Born in Leigh in 1934, Pitchford began his career with amateur side Leigh St Joseph’s before signing for Oldham at the start of the 1952–53 season. He spent ten years with the club, making more than 300 appearances and scoring 105 tries. In 1962 he transferred to Wigan, playing a further season that included the 1963 Challenge Cup Final alongside former Oldham teammate Alan Davies.

==Playing career==
During Pitchford’s time with Oldham, the team finished runners-up in the 1954–55 league campaign and lost 3–7 to Warrington in the Championship Final, with Pitchford scoring Oldham’s only try. Oldham topped the league table in both 1956–57 and 1957–58, winning the Championship title in 1956–57 by defeating Hull FC 15–14 at Odsal Stadium.
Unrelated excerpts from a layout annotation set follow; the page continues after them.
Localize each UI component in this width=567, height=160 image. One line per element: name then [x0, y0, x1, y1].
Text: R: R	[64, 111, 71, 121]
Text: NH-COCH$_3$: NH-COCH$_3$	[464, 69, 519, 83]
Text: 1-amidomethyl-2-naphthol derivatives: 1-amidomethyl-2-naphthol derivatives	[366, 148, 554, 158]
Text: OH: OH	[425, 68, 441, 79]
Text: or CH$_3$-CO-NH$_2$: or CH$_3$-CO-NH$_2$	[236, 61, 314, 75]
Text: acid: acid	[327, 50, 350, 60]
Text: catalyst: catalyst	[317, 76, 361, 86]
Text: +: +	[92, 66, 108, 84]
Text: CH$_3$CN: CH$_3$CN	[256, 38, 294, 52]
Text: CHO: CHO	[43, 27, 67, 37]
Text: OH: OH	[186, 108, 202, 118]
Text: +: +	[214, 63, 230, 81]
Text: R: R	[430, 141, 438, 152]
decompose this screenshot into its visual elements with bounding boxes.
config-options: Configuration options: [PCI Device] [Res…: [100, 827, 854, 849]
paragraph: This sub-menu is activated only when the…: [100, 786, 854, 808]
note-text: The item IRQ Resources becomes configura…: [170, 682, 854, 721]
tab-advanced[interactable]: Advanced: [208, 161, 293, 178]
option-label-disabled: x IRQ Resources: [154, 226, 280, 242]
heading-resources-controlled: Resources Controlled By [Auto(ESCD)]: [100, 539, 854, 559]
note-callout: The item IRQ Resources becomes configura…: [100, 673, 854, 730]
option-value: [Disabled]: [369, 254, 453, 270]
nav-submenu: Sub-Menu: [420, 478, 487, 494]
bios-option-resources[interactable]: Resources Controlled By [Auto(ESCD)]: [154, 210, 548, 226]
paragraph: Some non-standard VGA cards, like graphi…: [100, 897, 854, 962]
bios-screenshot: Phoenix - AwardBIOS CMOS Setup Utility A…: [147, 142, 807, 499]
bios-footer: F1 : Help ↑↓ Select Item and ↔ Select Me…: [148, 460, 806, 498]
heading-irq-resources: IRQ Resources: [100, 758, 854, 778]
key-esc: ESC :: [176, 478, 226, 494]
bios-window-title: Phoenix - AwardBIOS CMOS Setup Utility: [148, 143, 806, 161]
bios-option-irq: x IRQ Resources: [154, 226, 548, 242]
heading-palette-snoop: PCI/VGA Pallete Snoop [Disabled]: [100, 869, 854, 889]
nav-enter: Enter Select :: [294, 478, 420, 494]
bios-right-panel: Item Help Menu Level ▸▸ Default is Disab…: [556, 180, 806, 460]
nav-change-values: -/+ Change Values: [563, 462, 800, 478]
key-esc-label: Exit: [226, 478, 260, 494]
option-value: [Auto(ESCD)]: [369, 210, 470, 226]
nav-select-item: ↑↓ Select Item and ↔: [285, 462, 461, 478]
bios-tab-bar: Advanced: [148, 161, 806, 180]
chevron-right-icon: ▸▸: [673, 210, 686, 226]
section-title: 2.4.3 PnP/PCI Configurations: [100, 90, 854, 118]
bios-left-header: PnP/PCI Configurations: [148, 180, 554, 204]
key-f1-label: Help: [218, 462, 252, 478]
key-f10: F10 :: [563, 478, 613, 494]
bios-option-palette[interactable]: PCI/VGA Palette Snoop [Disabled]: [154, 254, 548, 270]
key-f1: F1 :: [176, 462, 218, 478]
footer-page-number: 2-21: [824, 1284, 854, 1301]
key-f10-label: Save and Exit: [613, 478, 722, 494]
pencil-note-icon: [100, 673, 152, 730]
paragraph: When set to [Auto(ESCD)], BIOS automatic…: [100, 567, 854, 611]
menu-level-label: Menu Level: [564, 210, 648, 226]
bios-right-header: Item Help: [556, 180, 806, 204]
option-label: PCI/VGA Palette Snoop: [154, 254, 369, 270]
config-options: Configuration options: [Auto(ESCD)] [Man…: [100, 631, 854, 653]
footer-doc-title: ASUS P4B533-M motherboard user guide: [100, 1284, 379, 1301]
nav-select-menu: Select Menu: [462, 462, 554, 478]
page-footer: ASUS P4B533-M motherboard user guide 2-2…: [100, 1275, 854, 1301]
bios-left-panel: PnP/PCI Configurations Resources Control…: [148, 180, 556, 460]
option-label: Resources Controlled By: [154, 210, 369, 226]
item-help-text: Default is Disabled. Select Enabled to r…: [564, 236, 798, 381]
The club also won the Lancashire Cup three times (1955–56, 1956–57, 1957–58) and the Lancashire League twice (1956–57, 1957–58).

===Lancashire County Cup Final appearances===
Pitchford appeared in four Lancashire County Cup Finals for Oldham:
- a 2–12 defeat by Barrow in the 1954 Final at Station Road, Swinton on 23 October 1954
- a 10–3 victory over St Helens in the 1956 Final at Station Road on 20 October 1956
- a 13–8 win against Wigan in the 1957 Final at Station Road on 19 October 1957, in which Pitchford scored a try
- and a 12–2 victory over St Helens in the 1958 Final at Station Road on 25 October 1958.

===International honours===
Pitchford won a cap for England while at Oldham in 1955 against Other Nationalities, and two caps for Great Britain, against New Zealand in 1958 and France in 1962.